Pork Chop (bone-in)
27.0gprotein / 100g231 cal · 14.0g fat · $$ · Quality 0.9
Tempeh
19.0gprotein / 100g192 cal · 11.0g fat · $$ · Quality 0.85
There's a meaningful protein-density gap here: Pork Chop (bone-in) runs 27.0g per 100g against Tempeh's 19.0g, roughly 8.0g more per equal weight.
Pork Chop (bone-in) also carries the stronger amino acid profile (lit_estimate, complete animal protein), while Tempeh is DIAAS-adjusted, complete plant protein.
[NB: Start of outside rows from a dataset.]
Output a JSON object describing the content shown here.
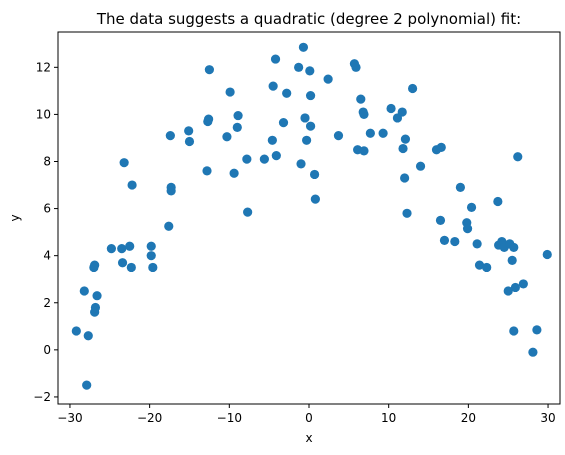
{
  "chart_data": {
    "type": "scatter",
    "title": "The data suggests a quadratic (degree 2 polynomial) fit:",
    "xlabel": "x",
    "ylabel": "y",
    "xlim": [
      -31.5,
      31.5
    ],
    "ylim": [
      -2.3,
      13.5
    ],
    "xticks": [
      -30,
      -20,
      -10,
      0,
      10,
      20,
      30
    ],
    "yticks": [
      -2,
      0,
      2,
      4,
      6,
      8,
      10,
      12
    ],
    "grid": false,
    "marker_color": "#1f77b4",
    "series": [
      {
        "points": [
          [
            -29.2,
            0.8
          ],
          [
            -28.2,
            2.5
          ],
          [
            -27.9,
            -1.5
          ],
          [
            -27.7,
            0.6
          ],
          [
            -27.0,
            3.5
          ],
          [
            -26.9,
            3.6
          ],
          [
            -26.9,
            1.6
          ],
          [
            -26.8,
            1.8
          ],
          [
            -26.6,
            2.3
          ],
          [
            -24.8,
            4.3
          ],
          [
            -23.5,
            4.3
          ],
          [
            -23.4,
            3.7
          ],
          [
            -23.2,
            7.95
          ],
          [
            -22.5,
            4.4
          ],
          [
            -22.3,
            3.5
          ],
          [
            -22.2,
            7.0
          ],
          [
            -19.8,
            4.4
          ],
          [
            -19.8,
            4.0
          ],
          [
            -19.6,
            3.5
          ],
          [
            -17.6,
            5.25
          ],
          [
            -17.4,
            9.1
          ],
          [
            -17.3,
            6.9
          ],
          [
            -17.3,
            6.75
          ],
          [
            -15.1,
            9.3
          ],
          [
            -15.0,
            8.85
          ],
          [
            -12.8,
            7.6
          ],
          [
            -12.7,
            9.7
          ],
          [
            -12.6,
            9.8
          ],
          [
            -12.5,
            11.9
          ],
          [
            -10.3,
            9.05
          ],
          [
            -9.9,
            10.95
          ],
          [
            -9.4,
            7.5
          ],
          [
            -9.0,
            9.45
          ],
          [
            -8.9,
            9.95
          ],
          [
            -7.8,
            8.1
          ],
          [
            -7.7,
            5.85
          ],
          [
            -5.6,
            8.1
          ],
          [
            -4.6,
            8.9
          ],
          [
            -4.5,
            11.2
          ],
          [
            -4.2,
            12.35
          ],
          [
            -4.1,
            8.25
          ],
          [
            -3.2,
            9.65
          ],
          [
            -2.8,
            10.9
          ],
          [
            -1.3,
            12.0
          ],
          [
            -1.0,
            7.9
          ],
          [
            -0.7,
            12.85
          ],
          [
            -0.5,
            9.85
          ],
          [
            -0.3,
            8.9
          ],
          [
            0.1,
            11.85
          ],
          [
            0.2,
            10.8
          ],
          [
            0.2,
            9.5
          ],
          [
            0.7,
            7.45
          ],
          [
            0.8,
            6.4
          ],
          [
            2.4,
            11.5
          ],
          [
            3.7,
            9.1
          ],
          [
            5.7,
            12.15
          ],
          [
            5.9,
            12.0
          ],
          [
            6.1,
            8.5
          ],
          [
            6.5,
            10.65
          ],
          [
            6.8,
            10.1
          ],
          [
            6.9,
            10.0
          ],
          [
            6.9,
            8.45
          ],
          [
            7.7,
            9.2
          ],
          [
            9.3,
            9.2
          ],
          [
            10.3,
            10.25
          ],
          [
            11.1,
            9.85
          ],
          [
            11.7,
            10.1
          ],
          [
            11.8,
            8.55
          ],
          [
            12.0,
            7.3
          ],
          [
            12.1,
            8.95
          ],
          [
            12.3,
            5.8
          ],
          [
            13.0,
            11.1
          ],
          [
            14.0,
            7.8
          ],
          [
            16.0,
            8.5
          ],
          [
            16.5,
            5.5
          ],
          [
            16.6,
            8.6
          ],
          [
            17.0,
            4.65
          ],
          [
            18.3,
            4.6
          ],
          [
            19.0,
            6.9
          ],
          [
            19.8,
            5.4
          ],
          [
            19.9,
            5.15
          ],
          [
            20.4,
            6.05
          ],
          [
            21.1,
            4.5
          ],
          [
            21.4,
            3.6
          ],
          [
            22.3,
            3.5
          ],
          [
            23.7,
            6.3
          ],
          [
            23.8,
            4.45
          ],
          [
            24.2,
            4.6
          ],
          [
            24.4,
            4.5
          ],
          [
            24.5,
            4.35
          ],
          [
            25.0,
            2.5
          ],
          [
            25.2,
            4.5
          ],
          [
            25.5,
            3.8
          ],
          [
            25.7,
            0.8
          ],
          [
            25.7,
            4.35
          ],
          [
            25.9,
            2.65
          ],
          [
            26.2,
            8.2
          ],
          [
            26.9,
            2.8
          ],
          [
            28.1,
            -0.1
          ],
          [
            28.6,
            0.85
          ],
          [
            29.9,
            4.05
          ]
        ]
      }
    ]
  }
}
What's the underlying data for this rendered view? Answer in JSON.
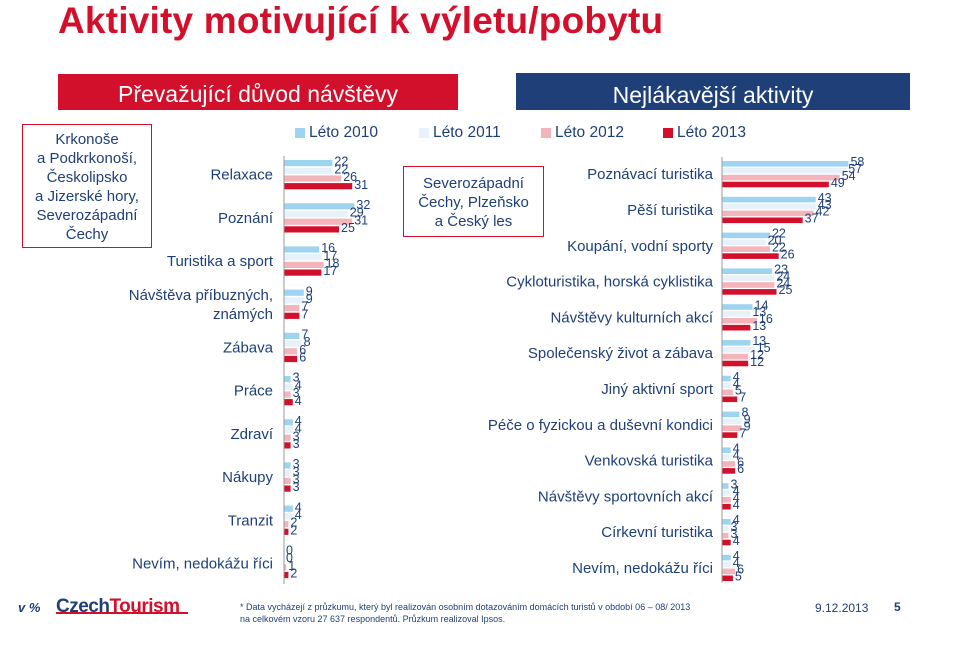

Cost is roughly comparable between the two ($$), so budget isn't the deciding factor here.
The dietary-restriction question settles this for a lot of people before the macros even matter: Tempeh is vegan, Pork Chop (bone-in) isn't.
Pork Chop (bone-in)'s typical serving also delivers more leucine (2200mg vs Tempeh's 1450mg) — relevant if the goal is maximizing the muscle-protein-synthesis trigger per meal, not just total grams.
The real deciding factor is dietary fit, not macros: choose Tempeh if you need it to be plant-based, choose Pork Chop (bone-in) otherwise — the protein numbers are close enough that diet compatibility should lead.
Full nutrition comparison
| Per 100g | Pork Chop (bone-in) | Tempeh |
|---|---|---|
| Protein | 27.0g | 19.0g |
| Calories | 231 | 192 |
| Fat | 14.0g | 11.0g |
| Carbs | 0.0g | 9.4g |
| Fiber | 0.0g | 9.0g |
| Quality score | 0.9 | 0.85 |
| Relative cost | $$ | $$ |
| Prep time | 15 min | 15 min |
Frequently asked
Which has more protein, pork chop (bone-in) or tempeh?
Pork Chop (bone-in) has 27.0g of protein per 100g compared to Tempeh's 19.0g.
Which is lower in calories?
Tempeh is lower in calories per 100g, at 192 vs the other's 231.